Happy 2012, folks. It’s back to business here at Fooducate. Today, a sobering look at the “Dry Dinner Mix” market, estimated at $138 million annually. Hamburger Helper has been dominating the market for decades, but earlier this year Kraft introduced a “worthy” competitor based on their stalwart Velveeta brand. The strategy has paid off for Kraft:
Within three months of the July launch, the Skillets captured more than 8% of the overall $138 million dry dinner mix category, according to market-research firm SymphonyIRI Group, which tracks sales at most retailers. read more from WSJ Online…

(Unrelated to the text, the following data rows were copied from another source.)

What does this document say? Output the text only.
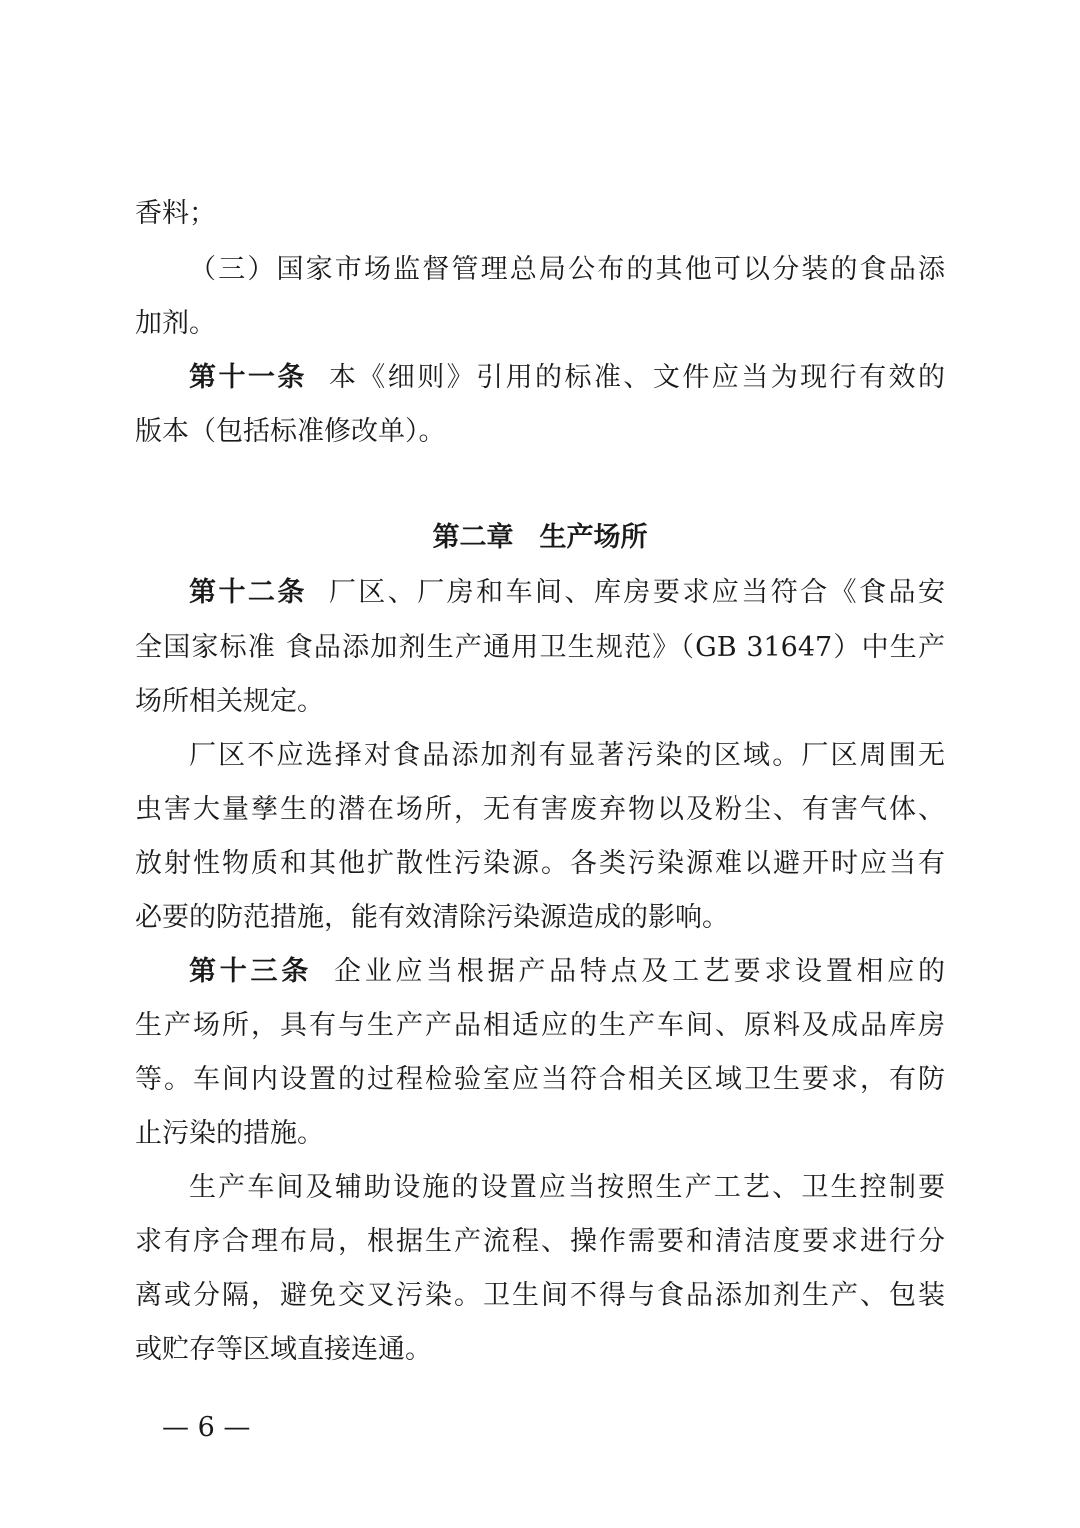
香料；
（三）国家市场监督管理总局公布的其他可以分装的食品添
加剂。
第十一条 本《细则》引用的标准、文件应当为现行有效的
版本（包括标准修改单）。
第二章 生产场所
第十二条 厂区、厂房和车间、库房要求应当符合《食品安
全国家标准 食品添加剂生产通用卫生规范》（GB 31647）中生产
场所相关规定。
厂区不应选择对食品添加剂有显著污染的区域。厂区周围无
虫害大量孳生的潜在场所，无有害废弃物以及粉尘、有害气体、
放射性物质和其他扩散性污染源。各类污染源难以避开时应当有
必要的防范措施，能有效清除污染源造成的影响。
第十三条 企业应当根据产品特点及工艺要求设置相应的
生产场所，具有与生产产品相适应的生产车间、原料及成品库房
等。车间内设置的过程检验室应当符合相关区域卫生要求，有防
止污染的措施。
生产车间及辅助设施的设置应当按照生产工艺、卫生控制要
求有序合理布局，根据生产流程、操作需要和清洁度要求进行分
离或分隔，避免交叉污染。卫生间不得与食品添加剂生产、包装
或贮存等区域直接连通。
— 6 —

We decided to compare two similar products:
- VELVEETA CHEESY SKILLETS DINNER KIT – ULTIMATE CHEESEBURGER MAC.
- HAMBURGER HELPER – CHEESEBURGER MACARONI
What you need to know:
Here’s the Hamburger Helper ingredient list:
Enriched Macaroni (Wheat Flour, Niacin, Ferrous Sulfate, Thiamin Mononitrate, Riboflavin, Folic Acid), Corn Starch, Salt, Enriched Flour (Wheat Flour, Niacin, Iron, Thiamin Mononitrate, Riboflavin, Folic Acid), Sugar, Ricotta Cheese (Whey, Milkfat, Lactic Acid, Salt) (Dried), Onion (Dried), Tomato (Dried), Monosodium Glutamate, Garlic (Dried), Citric Acid, Partially Hydrogenated Soybean Oil, Modified Corn Starch, Paprika, Maltodextrin, Spice, Color (Yellow Lakes 5&6, Yellows 5&6), Monoglycerides, Whey, Natural Flavor, Yeast Extract, Disodium Phosphate, Egg
Here’s the Velveeta ingredient list:
cheese sauce (milk, whey, water, whey protein concentrate, canola oil, milk protein concentrate, sodium phosphate, salt, contains less than 2% of milk fat, lactic acid, sodium alginate, sorbic acid, paprika, annatto, natural flavor, cheese culture, enzymes),
enriched macaroni product (wheat flour, niacin, iron, vitamin b1, vitamin b2, folic acid),
seasoning mix: (whey from milk, dried onions, cheddar cheese (milk, cheese culture, salt, enzymes), maltodextrin, partially hydrogenated soybean, whey protein concentrate, hydrolyzed soy protein, milk, lactose, dried tomatoes, salt, sugar, contains less than 2% of sodium phosphate, black pepper, partially hydrogenated soybean oil, natural flavor, citric acid, dried garlic, spices, sunflower oil, cheese culture, milkfat, mustard seed, yellow 5, yellow 6, lactic acid, enzymes, sodium citrate.)
As you can see, both are highly processed products. Both contain partially hydrogenated oils = trans-fat. Both use artificial dyes to create a “golden” hue to their sauces. If you are sensitive to MSG, both products contain that too (underlined). And both products are high in sodium
Both are terrible choices to add to to your hamburger meat. Unfortunately, the convenience factor trumps all for many busy parents.
What to do at the supermarket:
Steer clear from prepared mixes that contain such long ingredient lists. Watch for partially hydrogenated oils and high levels of sodium.